By sometime in late April, we drove back to Logan, Utah, after Car-T therapy was completed, initially showing the absence of leukemia. Again, we were thrilled and had a wonderful summer. We celebrated the graduation of 4 PhD students in our research group in May 2019. We also took a fun vacation, traveling to Montreal, Canada. We even attended the Design Automation Conference (DAC) in 2019 with some of our PhD students. Unfortunately, CAR-T was unable to conquer my leukemia, and I relapsed yet again in September 2019. Alas, the good times never lasted, when all I wanted was to be healthy and to enjoy some more time with Koushik and Deep. I can’t even imagine what went through Deep’s mind at the time. He developed anxiety and became very clingy towards his dad. The poor child had also lost hope of mommy being alive much longer.

Our trip to Montreal, Canada in July 2019, hoping the storm had passed.

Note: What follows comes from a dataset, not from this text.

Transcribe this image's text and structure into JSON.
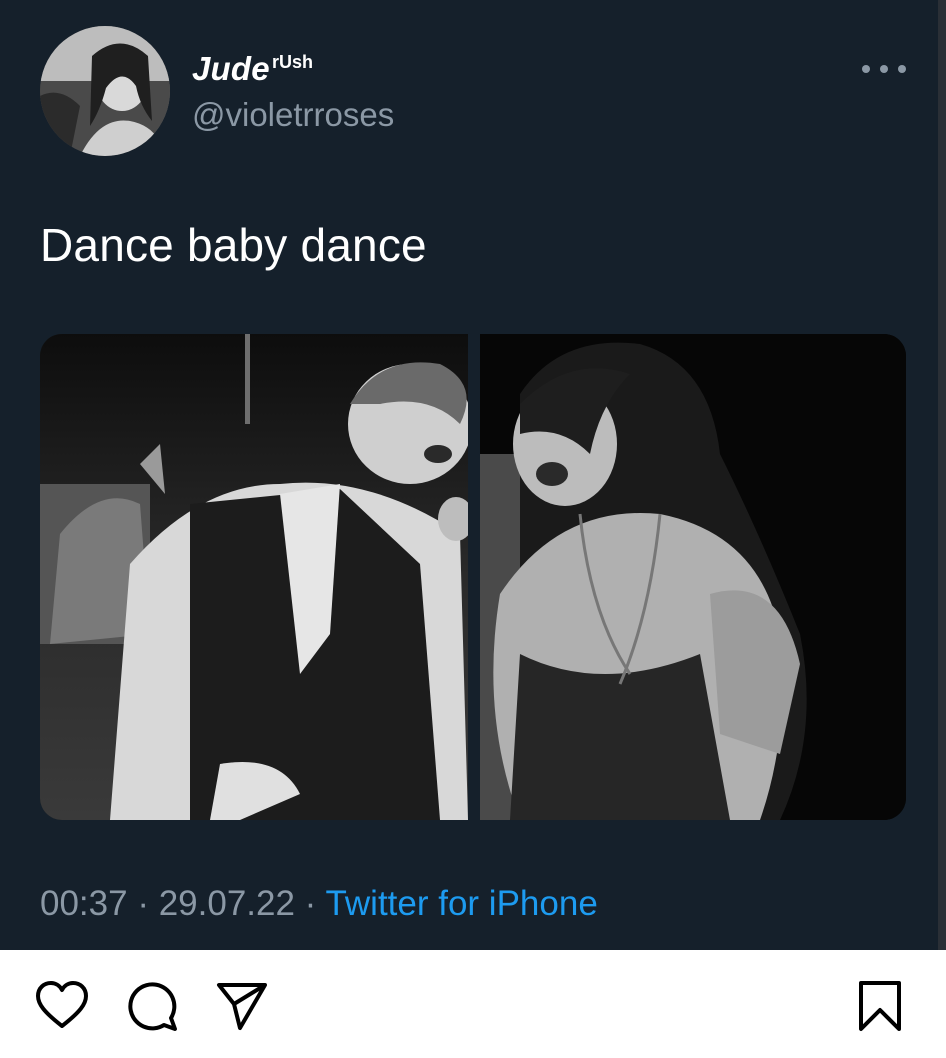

My team at LDS hospital suggested that I should try another stem cell transplant combined with an immunotherapy named Blina. With another transplant, I ran the risk of dying from liver failure, as my liver had gotten enough toxins from all the treatments so far. We said yes as we really had nothing more to lose at this point. But who would be my stem cell donor this time? Should we use my other sister or use my minor son with a 50% match? Or should we just try to find an unrelated matching donor from the “Be-the-Match” registry? We spend days critically thinking about the choices of my next stem cell donor. There was no right answer, as my chances of survival in either case were pretty low. We finally decided to use my middle sister, Millie, who was also a full match. Millie readily agreed to make this very generous donation, and I received her stem cells on December 20, 2019, in a second stem cell transplant.

My liver was somehow able to survive the blow of another transplant. My eldest sister, Rini, flew down from India to support me through this second transplant.

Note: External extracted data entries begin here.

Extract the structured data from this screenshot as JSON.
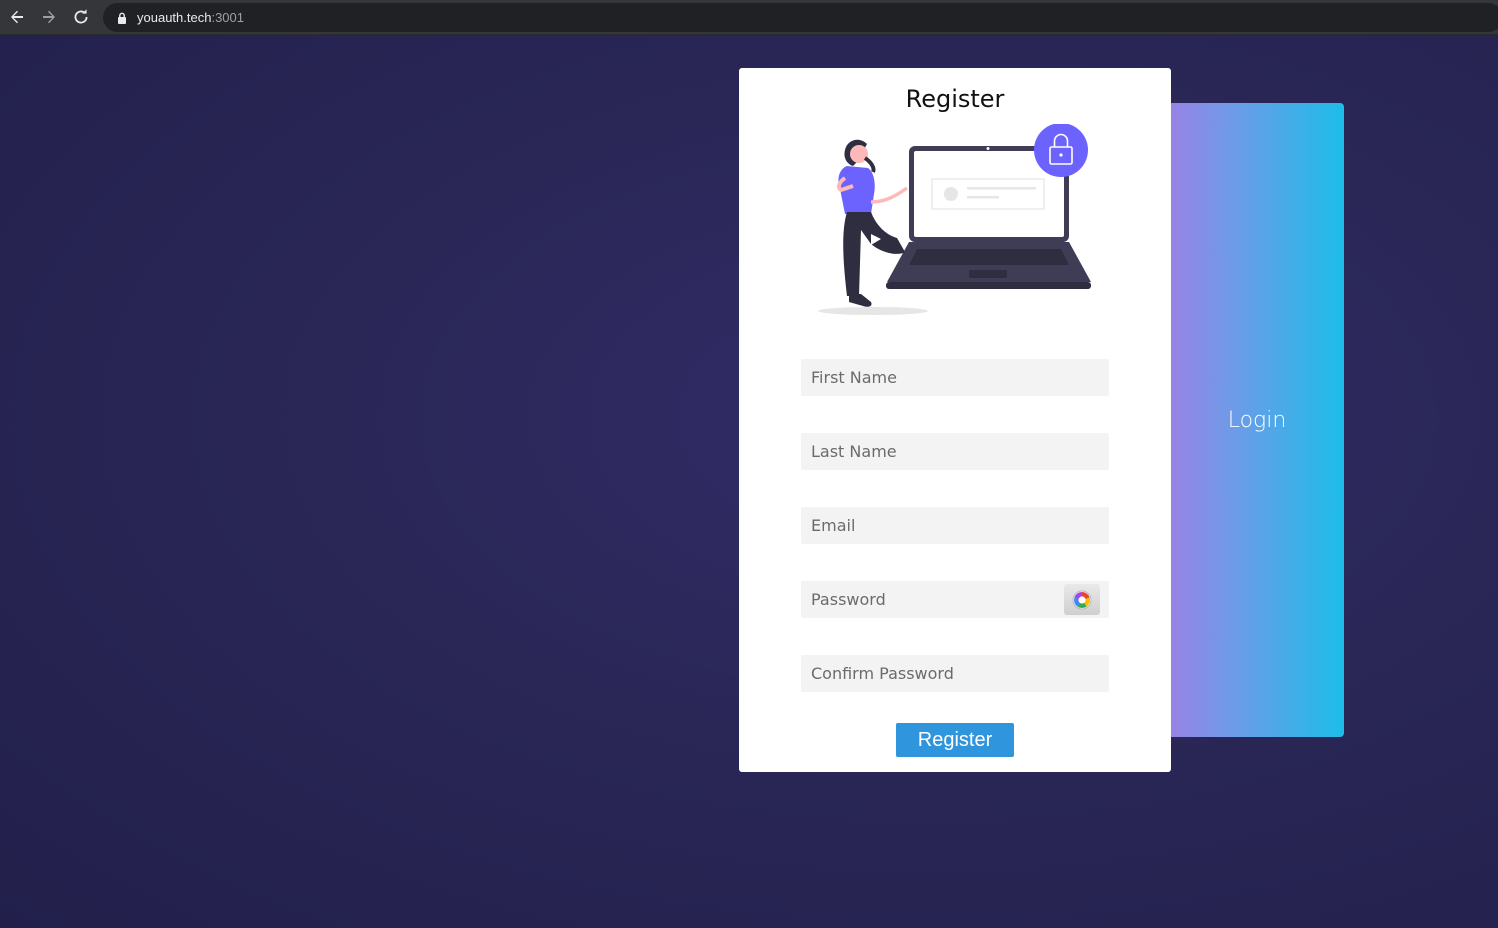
{
  "browser": {
    "url_host": "youauth.tech",
    "url_port": ":3001"
  },
  "register": {
    "title": "Register",
    "fields": {
      "first_name": "First Name",
      "last_name": "Last Name",
      "email": "Email",
      "password": "Password",
      "confirm_password": "Confirm Password"
    },
    "button_label": "Register"
  },
  "login_panel": {
    "label": "Login"
  },
  "colors": {
    "accent_purple": "#6c63ff",
    "button_blue": "#2f95dd",
    "background": "#2a2757"
  }
}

What can I say? The days after Dec 2019 kept getting brighter and brighter. Koushik and I both took a work sabbatical in the Spring of 2020 when I was recovering from my second transplant. While COVID started tearing apart the entire world, our little family was home, taking long walks in our neighborhood each day. And what one day seemed impossible actually became possible. I lived! Today, in 2026, I am still in remission and living and enjoying each moment of life! As a family, we have grown and evolved so much during these three years (2017—-2019). Cancer will forever be a part of my story, whether I am a survivor or a fighter. I wish to grow and develop more as life takes me through this unique journey. I want to encourage everyone to never give up, even when faced with a difficult diagnosis. Along with treatment, the human body can do amazing things when combined with hope and positivity. I will end this story with a beautiful quote: “Bad things do happen in the world, like war, natural disasters, disease. But out of those situations, always arise stories of ordinary people doing extraordinary things” – Daryn Kagan.